As it happens, this year is the 60th anniversary of the Élysée Treaty (Franco-German Treaty of Friendship). On January 22, 60 years to the day since West German Chancellor Konrad Adenauer and French President Charles de Gaulle signed the treaty, French and German politicians gathered at Sorbonne University for a lavish commemoration. Now acknowledged as having laid the foundation for cordial relations between Germany and France in the postwar period, the treaty is a comprehensive document that aims to institutionally bind together Franco-German policies in the fields of diplomacy, defense, education, and youth.
The treaty provides that the heads of state and government of the two countries should meet at least twice a year. The Franco-German relationship in its entirety is overseen at the foreign ministerial level with ministers meeting at least once every three months to harmonize policies on key diplomatic issues to the extent possible. The relevant officials at the ministries of foreign affairs meet every month to discuss policies for political, economic, and cultural issues. The defense ministers meet at least once every three months to reconcile strategies and tactics, and to endeavor to arrive at shared concepts whenever possible. It is also stated that that personnel exchanges should be strengthened between the armed forces of the two countries, accompanied by efforts to coordinate equipment, budget and civil defense.

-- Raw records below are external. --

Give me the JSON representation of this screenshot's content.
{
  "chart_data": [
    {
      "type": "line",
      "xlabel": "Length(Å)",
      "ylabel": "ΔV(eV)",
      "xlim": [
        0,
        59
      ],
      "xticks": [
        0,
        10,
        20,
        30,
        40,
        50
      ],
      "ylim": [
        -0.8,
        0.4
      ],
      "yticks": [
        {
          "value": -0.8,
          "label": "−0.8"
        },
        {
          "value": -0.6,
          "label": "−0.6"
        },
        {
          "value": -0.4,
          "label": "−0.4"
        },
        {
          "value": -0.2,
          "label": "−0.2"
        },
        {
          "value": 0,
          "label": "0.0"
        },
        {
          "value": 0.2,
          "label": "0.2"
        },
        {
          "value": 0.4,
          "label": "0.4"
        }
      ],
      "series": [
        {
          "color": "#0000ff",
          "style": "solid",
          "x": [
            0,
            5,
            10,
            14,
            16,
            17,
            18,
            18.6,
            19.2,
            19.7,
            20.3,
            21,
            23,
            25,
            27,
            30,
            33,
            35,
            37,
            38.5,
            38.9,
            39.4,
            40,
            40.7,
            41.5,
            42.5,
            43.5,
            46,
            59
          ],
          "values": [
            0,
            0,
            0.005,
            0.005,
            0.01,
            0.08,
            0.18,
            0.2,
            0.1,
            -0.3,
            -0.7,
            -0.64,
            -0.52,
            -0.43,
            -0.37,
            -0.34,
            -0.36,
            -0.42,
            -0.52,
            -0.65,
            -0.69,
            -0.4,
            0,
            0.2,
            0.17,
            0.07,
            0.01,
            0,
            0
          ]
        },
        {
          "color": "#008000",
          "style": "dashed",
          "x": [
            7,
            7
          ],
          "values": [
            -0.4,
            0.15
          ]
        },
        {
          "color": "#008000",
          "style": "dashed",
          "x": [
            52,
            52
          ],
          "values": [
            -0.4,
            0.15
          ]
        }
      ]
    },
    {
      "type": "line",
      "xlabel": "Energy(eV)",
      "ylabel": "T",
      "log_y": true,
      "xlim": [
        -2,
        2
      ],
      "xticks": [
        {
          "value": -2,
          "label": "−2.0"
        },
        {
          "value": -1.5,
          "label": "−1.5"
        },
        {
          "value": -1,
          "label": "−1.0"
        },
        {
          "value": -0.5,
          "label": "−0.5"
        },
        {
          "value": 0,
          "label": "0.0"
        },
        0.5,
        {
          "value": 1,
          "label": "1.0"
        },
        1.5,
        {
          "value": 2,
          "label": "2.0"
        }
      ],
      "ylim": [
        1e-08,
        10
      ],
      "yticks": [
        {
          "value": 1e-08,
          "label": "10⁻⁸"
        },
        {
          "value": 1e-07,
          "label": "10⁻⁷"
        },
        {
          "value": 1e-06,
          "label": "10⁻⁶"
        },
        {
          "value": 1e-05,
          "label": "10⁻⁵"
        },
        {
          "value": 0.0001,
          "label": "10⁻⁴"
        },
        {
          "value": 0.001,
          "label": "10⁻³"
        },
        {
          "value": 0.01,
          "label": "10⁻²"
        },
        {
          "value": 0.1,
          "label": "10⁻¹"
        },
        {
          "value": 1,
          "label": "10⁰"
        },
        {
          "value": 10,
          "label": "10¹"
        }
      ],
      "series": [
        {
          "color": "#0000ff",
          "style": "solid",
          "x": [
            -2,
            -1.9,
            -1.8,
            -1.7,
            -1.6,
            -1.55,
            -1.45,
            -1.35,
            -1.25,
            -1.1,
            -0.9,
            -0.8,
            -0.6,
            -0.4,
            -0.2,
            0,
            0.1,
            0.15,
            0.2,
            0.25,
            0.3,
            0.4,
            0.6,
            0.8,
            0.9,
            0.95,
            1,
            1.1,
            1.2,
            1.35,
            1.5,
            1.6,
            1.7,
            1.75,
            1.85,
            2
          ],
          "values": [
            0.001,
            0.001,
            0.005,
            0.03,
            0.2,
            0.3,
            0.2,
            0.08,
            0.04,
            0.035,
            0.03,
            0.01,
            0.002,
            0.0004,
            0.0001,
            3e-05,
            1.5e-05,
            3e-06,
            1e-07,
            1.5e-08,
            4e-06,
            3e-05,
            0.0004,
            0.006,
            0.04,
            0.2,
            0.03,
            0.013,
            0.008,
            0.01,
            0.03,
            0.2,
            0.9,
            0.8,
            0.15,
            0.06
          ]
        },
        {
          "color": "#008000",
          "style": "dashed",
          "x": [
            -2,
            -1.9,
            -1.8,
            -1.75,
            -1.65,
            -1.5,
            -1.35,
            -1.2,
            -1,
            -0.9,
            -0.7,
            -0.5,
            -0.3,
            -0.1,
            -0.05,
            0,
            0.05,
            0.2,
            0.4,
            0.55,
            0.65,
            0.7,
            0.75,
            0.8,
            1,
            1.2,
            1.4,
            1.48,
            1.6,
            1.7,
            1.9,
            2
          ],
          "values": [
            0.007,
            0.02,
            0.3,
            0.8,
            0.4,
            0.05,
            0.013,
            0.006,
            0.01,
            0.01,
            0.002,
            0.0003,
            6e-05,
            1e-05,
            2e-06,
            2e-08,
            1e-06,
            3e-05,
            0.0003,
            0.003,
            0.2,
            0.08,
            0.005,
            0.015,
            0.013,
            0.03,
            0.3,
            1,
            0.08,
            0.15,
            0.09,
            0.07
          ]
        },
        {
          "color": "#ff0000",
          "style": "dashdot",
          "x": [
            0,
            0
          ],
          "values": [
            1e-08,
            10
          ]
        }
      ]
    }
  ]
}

The chiefs of staff (or their deputies) are also to meet once every two months.
Another characteristic is that officials with responsibility for educational and youth policies are required to meet every two months. Special emphasis is placed on studying each other’s language. German students are encouraged to learn French and vice-versa. There are also provisions about promoting youth exchanges and aligning compatibility between each other’s school and academic systems to promote educational and scientific exchange.
At the time of the signing of the treaty in 1963, although 18 years had already passed after the end of World War II, Franco-German relations were given a new footing thanks to the two political giants, Adenauer and de Gaulle. Today, the Élysée Treaty is a landmark in Franco-German relations, but the treaty was hardly inaugurated in a honeymoon atmosphere. At the time, France and Germany were feeling considerable uncertainty about the reliability of the U.S. commitment to continental Europe, amid signs of a détente between the United States and the Soviet Union, as well as indications of the emergence of a special “nuclear alliance” between the U.S. and Britain. The core of the Anglo-Saxon “nuclear alliance” was the British acquisition of strategic nuclear submarines equipped with Polaris missiles. West German Chancellor Adenauer held doubts about the sustainability of the U.S. commitment, and felt that he could far better rely on France, which already had a nuclear weapons development program.
Putting relations with neighboring countries on a solid footing in an uncertain world, going beyond mere diplomatic and security cooperation to stronger cultural and social ties, and empowering future generations to better understand each other – these are fundamentals that also apply to relations between South Korea and Japan today.